By M.P. Pellicer | Stranger Than Fictions Stories
Seventy five years ago a New Mexico rancher give a report to the local sheriff which was quite unique. It was something about finding metallic debris on a ranch about 80 miles from Roswell, New Mexico.
W. W. "Mack" Brazel (1899-1963) never imagined what would come of that report. He was the foreman of the J.B. Foster sheep ranch, and for a couple of weeks he'd been coming across strange metal debris. Without a telephone or radio he was unaware of a slew of UFO reports from across the country. On July 5, he visited the town of Corona and heard of the so-called "flying saucers."
A little over a week before, Kenneth Arnold, an amateur pilot described seeing unusual flying objects over Mount Rainier, Washington that was reported in different newspapers. But, Wednesday, a Boise, Idaho pilot Kenneth Arnold reported he saw '9 bright, saucer-like objects' streaking through the air about 10,000 feet high between Mt. Rainier and Mt. Adams.
Brazel no doubt wondered if what he found on the ranch was somehow connected to these sightings, and he contacted the Chaves County sheriff on July 7, about what he found.

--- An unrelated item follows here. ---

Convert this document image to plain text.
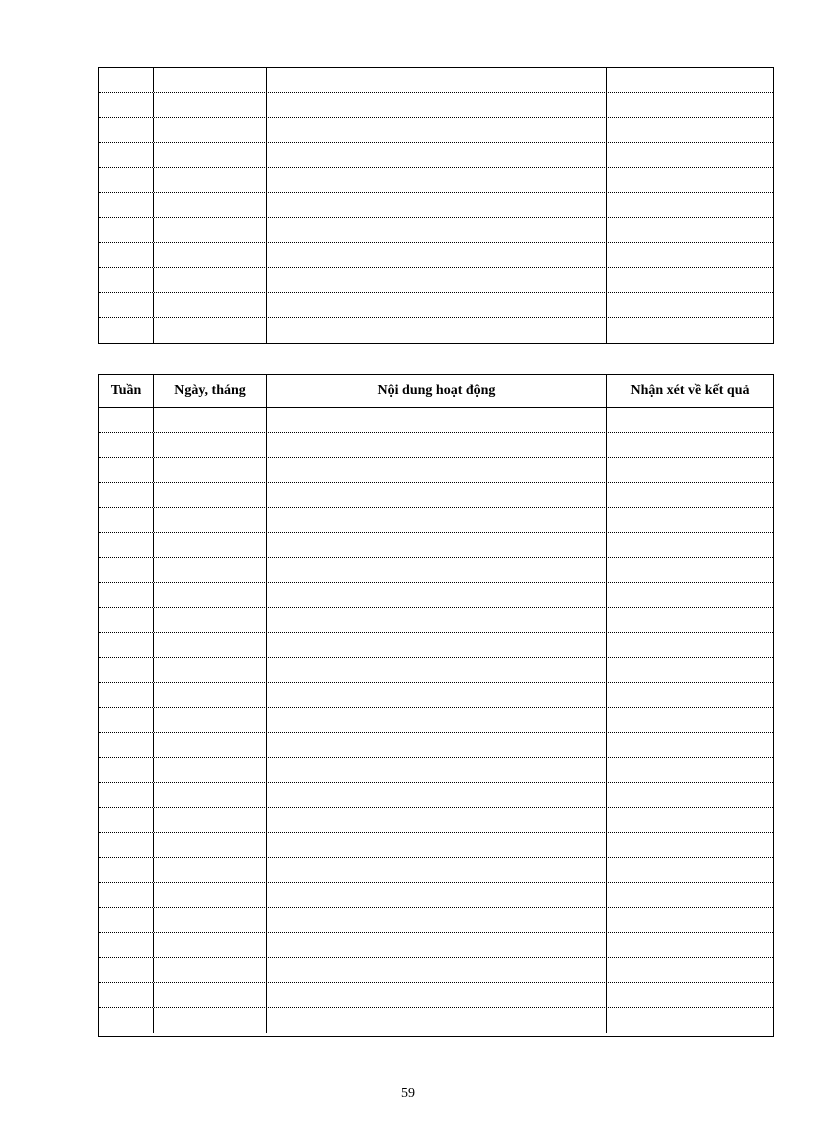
Tuần	Ngày, tháng	Nội dung hoạt động	Nhận xét về kết quả
59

The sheriff contacted the military, and on July 8, 1947 the public information officer at the base issued a statement that the US Army Air Forces had found a "flying disk" at the Foster ranch. There was a retraction soon after, but that genie could never be put back in its bottle. The debris was taken to Ft. Worth Army Air Field in Texas, where experts said it was a crashed weather balloon. But before this announcement could be issued, the New Mexico base had put out their version which called it a flying saucer. Lt. Haut, Roswell's PIO said the commander Col. Blanchard ordered him to use that description. Orwell had coined the term "Cold War" two years before. WWII was over, but the fear of invasion was still present, which is perhaps why the public was quick to accept that further reports of flying saucers and bright objects from across the country, were just rockets or jets being tested by the military. The stories eventually faded from the headlines, but the Roswell Incident would be considered the jumping off point for ufology. Myriad stories and movies about men from outer space and alien science fiction were fueled by these stories of flying discs. Almost five years after the Roswell Incident, UFOs were seen over Washington D.C. Reports came from airline pilots that described flashes of light streaking across the sky. Air Force jets were scrambled but they found nothing.
Fast forward to 1978, when the National Enquirer picked up the story about what happened that summer day in New Mexico. Only the year before the film, Close Encounters of the Third Kind had been released, and witnesses who stayed quiet back in 1947 stepped forward to tell of a spacecraft and alien bodies, which only meant one thing: the government had covered it up.
The CIA and military's excuse for the coverup were concerns that it was new technology used by the USSR, and not something from outer space. In 1994, the Air Force issued a 1,000 page report explaining that what was recovered at Roswell was a high-altitude balloon, part of Project MOGUL which was used by the military to intercept Soviet radio transmissions. Eventually they would fall to earth after deflating. In 1997, Hub Corn now owned the ranch where the famous Roswell crash took place. He charged tourists $15 to take a look at the landscape, and let the viewer fill in the details from their imagination as to what once lay among the red desert rocks. An all night "rave" dance party was scheduled for the anniversary of the Roswell Incident at the Corn ranch. By then rumors circulated that Brazel was coerced by the government to keep its secrets, not only of the downed craft, but that there had been a recovery of three to five alien bodies which were taken to the Area 51 military base in Nevada. Many of those who participated, or were witnesses to what occurred in the New Mexico desert in 1947 are now gone, and Roswell's place on the ufology map would not be forgotten again. Since 1996, a 3-day festival takes place on the anniversary of the discovery on the Foster Ranch, which draws thousands of participants. In 2022, more than 40,000 visitors came to the four-day festival, which ran June 30-July 3. It brought in about $2 million.